アラブ文化圏の中でも政教分離を成し遂げ、他のイスラム国家とは一線を画している国、トルコ。日本人には普通に思える西洋的な風習も、他の厳格なイスラム教国の人からすれば、奇異に映ることも多いという。
そこで、イスタンブールにある旅行会社「オーバーシーズ・トラベル・エージェンシー」でうかがった。他のイスラム教国の人からは、トルコはどのように思われているのですか?
「同じアラブ文化圏、特にイスラム教の戒律が厳しい国から来た観光客は、トルコで少なからずカルチャーショックを受けるようです。まず疑問に思うことが、同じイスラムなのに女性はなぜスカーフをしないのかということ。ヨーロッパと同じように、街中でキスしているカップルもいます。
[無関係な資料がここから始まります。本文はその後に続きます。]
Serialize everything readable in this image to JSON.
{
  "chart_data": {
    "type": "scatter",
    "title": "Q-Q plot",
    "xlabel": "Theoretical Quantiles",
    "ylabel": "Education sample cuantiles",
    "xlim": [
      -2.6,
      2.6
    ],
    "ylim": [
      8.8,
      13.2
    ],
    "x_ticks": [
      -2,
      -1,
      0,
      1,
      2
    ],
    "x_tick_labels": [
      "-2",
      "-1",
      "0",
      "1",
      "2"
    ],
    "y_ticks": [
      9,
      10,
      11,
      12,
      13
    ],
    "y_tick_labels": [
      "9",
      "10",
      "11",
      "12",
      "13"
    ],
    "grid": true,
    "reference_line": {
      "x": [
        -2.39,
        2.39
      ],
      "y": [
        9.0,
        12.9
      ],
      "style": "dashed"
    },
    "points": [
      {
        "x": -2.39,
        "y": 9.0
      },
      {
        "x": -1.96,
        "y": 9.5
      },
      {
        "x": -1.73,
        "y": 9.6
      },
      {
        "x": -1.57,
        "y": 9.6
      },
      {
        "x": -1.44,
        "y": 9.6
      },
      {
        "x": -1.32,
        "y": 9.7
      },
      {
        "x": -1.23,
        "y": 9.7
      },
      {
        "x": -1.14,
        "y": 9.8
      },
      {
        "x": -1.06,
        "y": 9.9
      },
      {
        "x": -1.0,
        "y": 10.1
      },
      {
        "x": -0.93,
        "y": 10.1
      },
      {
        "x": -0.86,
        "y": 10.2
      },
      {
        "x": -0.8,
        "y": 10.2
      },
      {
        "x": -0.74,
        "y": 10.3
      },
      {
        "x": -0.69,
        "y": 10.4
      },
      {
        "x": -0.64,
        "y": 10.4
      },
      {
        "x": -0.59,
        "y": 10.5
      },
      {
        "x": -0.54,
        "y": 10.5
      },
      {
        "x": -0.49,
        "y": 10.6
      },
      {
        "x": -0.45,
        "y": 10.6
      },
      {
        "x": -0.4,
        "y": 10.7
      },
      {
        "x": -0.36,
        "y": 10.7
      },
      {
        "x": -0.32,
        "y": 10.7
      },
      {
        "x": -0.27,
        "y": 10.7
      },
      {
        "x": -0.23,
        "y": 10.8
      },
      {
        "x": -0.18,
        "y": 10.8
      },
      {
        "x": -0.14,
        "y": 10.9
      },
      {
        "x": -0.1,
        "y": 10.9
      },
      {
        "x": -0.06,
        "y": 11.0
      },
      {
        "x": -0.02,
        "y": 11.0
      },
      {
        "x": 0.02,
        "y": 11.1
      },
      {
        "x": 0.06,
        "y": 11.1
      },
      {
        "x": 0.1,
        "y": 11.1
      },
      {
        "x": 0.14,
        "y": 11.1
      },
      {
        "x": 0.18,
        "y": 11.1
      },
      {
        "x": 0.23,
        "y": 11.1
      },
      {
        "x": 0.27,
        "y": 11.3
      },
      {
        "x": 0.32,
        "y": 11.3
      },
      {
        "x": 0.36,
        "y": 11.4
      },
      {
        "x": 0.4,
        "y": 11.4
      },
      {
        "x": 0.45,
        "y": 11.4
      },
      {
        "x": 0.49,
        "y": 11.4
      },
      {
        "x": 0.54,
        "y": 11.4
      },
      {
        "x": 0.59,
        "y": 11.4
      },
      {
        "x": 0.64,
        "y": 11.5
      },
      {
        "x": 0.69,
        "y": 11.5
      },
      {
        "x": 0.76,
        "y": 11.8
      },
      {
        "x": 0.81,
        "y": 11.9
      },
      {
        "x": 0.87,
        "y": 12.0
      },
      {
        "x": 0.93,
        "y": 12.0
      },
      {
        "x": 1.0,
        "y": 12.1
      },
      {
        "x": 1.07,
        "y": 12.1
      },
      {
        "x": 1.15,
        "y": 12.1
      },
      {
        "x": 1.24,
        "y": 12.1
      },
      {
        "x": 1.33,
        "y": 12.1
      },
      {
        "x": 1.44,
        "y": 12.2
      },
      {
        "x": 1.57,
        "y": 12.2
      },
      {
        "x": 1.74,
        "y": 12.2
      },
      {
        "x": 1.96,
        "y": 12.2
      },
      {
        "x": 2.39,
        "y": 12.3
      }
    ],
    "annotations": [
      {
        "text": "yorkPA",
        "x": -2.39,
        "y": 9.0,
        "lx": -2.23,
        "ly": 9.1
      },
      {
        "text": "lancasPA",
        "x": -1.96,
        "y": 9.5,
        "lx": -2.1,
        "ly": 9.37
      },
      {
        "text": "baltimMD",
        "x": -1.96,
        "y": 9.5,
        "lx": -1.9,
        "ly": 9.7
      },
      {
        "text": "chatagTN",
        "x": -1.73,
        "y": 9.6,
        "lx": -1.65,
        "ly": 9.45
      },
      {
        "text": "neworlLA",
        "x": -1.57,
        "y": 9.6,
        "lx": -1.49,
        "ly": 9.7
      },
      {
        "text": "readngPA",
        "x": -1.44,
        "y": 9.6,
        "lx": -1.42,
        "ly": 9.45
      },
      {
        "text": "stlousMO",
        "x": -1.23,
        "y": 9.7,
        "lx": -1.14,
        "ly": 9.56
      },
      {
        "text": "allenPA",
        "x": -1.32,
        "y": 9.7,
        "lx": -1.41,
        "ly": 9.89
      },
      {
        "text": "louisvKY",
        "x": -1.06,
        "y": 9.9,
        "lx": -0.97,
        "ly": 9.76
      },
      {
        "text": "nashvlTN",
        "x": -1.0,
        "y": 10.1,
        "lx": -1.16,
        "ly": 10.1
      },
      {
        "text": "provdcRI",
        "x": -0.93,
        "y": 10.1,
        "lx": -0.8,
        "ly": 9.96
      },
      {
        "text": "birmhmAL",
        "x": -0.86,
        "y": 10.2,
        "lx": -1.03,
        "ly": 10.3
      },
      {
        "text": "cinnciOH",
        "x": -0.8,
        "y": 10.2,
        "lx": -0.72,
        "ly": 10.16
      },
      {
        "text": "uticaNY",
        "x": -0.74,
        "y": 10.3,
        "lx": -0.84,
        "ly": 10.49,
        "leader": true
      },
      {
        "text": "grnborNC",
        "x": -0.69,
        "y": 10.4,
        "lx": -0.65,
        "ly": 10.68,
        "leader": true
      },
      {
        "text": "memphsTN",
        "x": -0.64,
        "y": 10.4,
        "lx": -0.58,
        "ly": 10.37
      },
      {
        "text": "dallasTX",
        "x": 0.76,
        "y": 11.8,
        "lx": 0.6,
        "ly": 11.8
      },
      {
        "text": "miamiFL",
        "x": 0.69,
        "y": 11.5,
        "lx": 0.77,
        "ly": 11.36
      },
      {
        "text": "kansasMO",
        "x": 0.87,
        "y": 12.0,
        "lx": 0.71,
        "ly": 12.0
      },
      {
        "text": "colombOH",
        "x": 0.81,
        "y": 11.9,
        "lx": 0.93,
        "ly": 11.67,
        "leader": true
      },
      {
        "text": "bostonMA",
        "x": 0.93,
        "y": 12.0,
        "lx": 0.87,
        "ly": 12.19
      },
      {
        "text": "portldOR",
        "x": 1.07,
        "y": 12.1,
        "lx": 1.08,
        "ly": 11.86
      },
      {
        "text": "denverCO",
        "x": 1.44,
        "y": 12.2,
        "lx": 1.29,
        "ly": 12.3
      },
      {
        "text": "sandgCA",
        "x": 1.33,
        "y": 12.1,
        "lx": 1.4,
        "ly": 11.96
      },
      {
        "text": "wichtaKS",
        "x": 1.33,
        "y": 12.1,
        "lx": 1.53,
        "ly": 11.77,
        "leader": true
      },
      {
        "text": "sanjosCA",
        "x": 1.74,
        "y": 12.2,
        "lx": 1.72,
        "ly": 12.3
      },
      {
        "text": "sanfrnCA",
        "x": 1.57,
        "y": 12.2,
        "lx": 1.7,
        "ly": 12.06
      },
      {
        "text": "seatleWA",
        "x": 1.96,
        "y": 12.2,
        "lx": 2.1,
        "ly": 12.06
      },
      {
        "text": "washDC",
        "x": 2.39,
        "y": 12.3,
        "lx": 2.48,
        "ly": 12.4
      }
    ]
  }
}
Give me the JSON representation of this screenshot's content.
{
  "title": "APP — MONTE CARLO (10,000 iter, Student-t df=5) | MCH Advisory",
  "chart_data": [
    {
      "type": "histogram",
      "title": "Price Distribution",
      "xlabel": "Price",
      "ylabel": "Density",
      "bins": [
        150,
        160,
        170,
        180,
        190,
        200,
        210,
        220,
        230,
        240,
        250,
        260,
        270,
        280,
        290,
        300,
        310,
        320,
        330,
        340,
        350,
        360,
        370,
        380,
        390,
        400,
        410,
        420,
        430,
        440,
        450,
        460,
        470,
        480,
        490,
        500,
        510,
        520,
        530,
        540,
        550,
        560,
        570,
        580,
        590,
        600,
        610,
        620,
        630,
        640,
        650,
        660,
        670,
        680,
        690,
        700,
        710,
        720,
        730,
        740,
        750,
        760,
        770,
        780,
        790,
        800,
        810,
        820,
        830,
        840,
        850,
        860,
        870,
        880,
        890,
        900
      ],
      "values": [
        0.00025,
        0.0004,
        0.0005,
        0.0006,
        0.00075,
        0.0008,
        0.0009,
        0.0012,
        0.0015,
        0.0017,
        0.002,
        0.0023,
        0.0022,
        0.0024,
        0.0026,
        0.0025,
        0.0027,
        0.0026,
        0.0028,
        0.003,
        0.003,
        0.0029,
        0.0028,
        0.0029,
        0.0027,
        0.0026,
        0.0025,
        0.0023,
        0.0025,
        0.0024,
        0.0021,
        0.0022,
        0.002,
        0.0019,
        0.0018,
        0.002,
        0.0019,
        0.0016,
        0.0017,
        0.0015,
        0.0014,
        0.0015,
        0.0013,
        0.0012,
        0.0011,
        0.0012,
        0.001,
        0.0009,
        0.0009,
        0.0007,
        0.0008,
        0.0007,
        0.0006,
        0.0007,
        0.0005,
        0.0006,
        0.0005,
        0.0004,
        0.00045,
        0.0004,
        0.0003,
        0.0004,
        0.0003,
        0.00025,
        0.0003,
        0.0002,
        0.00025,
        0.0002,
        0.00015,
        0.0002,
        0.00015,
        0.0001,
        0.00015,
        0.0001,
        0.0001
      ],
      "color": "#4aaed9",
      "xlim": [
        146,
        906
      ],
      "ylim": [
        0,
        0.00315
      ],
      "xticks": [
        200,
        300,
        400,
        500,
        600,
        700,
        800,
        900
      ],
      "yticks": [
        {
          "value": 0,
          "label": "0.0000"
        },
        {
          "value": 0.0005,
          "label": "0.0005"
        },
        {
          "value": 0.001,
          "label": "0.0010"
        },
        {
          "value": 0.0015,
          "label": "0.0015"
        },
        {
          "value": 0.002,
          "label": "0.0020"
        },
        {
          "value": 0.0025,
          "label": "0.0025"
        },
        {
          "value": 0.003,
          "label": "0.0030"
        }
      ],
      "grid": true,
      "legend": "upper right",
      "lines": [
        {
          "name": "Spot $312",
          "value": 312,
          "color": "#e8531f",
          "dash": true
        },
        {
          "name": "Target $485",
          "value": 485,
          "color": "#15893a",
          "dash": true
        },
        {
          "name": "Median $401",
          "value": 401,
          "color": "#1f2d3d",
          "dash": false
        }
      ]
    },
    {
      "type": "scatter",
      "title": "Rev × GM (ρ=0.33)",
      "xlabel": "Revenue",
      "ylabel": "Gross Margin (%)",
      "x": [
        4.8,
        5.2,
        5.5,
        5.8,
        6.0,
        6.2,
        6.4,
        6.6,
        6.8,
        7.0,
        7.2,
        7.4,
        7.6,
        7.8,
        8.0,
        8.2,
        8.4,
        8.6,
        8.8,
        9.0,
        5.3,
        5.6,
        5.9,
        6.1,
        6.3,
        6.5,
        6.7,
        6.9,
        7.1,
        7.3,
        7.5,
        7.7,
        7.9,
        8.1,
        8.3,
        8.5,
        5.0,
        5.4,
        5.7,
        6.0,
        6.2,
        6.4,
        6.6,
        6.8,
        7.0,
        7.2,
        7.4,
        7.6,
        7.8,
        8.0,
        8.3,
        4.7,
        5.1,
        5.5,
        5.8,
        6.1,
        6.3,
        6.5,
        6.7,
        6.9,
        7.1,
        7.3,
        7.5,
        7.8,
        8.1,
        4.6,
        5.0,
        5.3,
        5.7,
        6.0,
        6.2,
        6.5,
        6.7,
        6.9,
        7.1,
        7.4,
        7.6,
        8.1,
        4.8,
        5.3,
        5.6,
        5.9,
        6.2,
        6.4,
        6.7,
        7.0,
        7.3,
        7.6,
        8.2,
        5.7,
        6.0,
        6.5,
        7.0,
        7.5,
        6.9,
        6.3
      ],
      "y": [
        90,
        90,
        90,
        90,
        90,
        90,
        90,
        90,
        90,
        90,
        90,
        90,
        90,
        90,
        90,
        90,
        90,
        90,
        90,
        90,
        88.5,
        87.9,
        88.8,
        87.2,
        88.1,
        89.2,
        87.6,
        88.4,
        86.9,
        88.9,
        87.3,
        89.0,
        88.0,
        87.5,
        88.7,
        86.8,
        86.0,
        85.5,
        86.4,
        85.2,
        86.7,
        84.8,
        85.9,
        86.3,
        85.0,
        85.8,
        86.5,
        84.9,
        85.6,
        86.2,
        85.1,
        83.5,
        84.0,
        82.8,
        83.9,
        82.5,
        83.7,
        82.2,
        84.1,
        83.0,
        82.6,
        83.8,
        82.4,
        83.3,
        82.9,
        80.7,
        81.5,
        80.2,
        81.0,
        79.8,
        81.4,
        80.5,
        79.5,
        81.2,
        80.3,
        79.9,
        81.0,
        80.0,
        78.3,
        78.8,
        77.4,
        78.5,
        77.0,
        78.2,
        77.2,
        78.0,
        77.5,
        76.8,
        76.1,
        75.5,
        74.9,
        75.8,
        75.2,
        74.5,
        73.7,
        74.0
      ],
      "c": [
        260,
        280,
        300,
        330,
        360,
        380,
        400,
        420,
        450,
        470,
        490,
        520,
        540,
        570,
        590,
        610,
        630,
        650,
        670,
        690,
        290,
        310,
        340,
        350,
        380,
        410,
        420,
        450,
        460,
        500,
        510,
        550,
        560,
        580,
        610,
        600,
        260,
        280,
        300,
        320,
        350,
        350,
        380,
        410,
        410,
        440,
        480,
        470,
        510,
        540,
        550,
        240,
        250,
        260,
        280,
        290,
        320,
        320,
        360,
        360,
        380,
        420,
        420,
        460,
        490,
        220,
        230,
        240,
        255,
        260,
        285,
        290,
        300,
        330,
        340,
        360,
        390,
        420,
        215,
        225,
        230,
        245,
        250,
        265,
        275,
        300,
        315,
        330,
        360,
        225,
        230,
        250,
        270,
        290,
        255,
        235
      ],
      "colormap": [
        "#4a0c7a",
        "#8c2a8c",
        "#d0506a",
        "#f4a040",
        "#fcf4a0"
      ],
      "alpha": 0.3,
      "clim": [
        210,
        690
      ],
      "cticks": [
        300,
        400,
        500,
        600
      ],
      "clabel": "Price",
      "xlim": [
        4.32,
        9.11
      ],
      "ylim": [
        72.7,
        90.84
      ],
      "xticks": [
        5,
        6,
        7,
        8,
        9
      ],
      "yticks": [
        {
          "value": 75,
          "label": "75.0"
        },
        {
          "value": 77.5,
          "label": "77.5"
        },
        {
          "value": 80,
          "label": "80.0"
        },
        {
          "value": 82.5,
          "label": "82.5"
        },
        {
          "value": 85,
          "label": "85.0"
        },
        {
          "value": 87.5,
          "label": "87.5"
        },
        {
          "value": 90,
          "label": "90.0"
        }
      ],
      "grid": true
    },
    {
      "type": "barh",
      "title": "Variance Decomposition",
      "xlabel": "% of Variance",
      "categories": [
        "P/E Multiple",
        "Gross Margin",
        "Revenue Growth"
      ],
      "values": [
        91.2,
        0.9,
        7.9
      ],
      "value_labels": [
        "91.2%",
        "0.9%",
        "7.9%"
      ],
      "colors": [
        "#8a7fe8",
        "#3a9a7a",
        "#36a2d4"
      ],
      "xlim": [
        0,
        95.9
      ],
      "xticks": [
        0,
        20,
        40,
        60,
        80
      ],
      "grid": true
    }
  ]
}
それらには、大変驚かれますよ」

なぜトルコはこのような社会になったのか? 分岐点は1923年のトルコ革命。外務省ホームページによれば、初代大統領に就いたケマル・アタテュルクが、政教分離をおこなったことに由来するという。
当時彼は、宗教と政治を分離しなければトルコの発展はないと考えた。憲法からイスラム教を国教とする条文を削除し、アラビア語の筆記方法に代えてアルファベットを採用。一夫多妻性を廃止し、1934年には女性参政権を成し遂げた。政教分離は徹底されており、大学など公の場ではスカーフを着用することも禁じられている。また、飲酒は通常イスラム教で禁止されているが、トルコはその点に関しても緩やかだ。
「アルコールは法律で18歳から飲めます。
若い世代はビールやワインを好みます。同じくイスラム教で禁止されている豚肉は、トルコ国内のレストランでは扱いませんが、海外に出たときは食べる人もいます」

もちろん、文化的にはイスラムの慣習が残っているのも事実。街のいたる所にモスクはあり、時間になるとアザーン(礼拝の呼びかけ)が流れてくる。しかし、それら慣習も時代とともに変わりつつある。
「若い世代はモスクにあまり行きたがりません。行くとしても家族が行くから。
それに付き合って訪れる若者がほとんどです」

イスラム教の戒律が厳しい国の人たちから見れば、これらトルコの社会は、同じイスラム教国として信じがたいものかもしれない。しかし、古くから東西交易の要所として、様々な文物にふれてきたのがトルコという土地柄。時代とともに新たなスタイルを取り入れていくその姿こそ、トルコの魅力なのだ。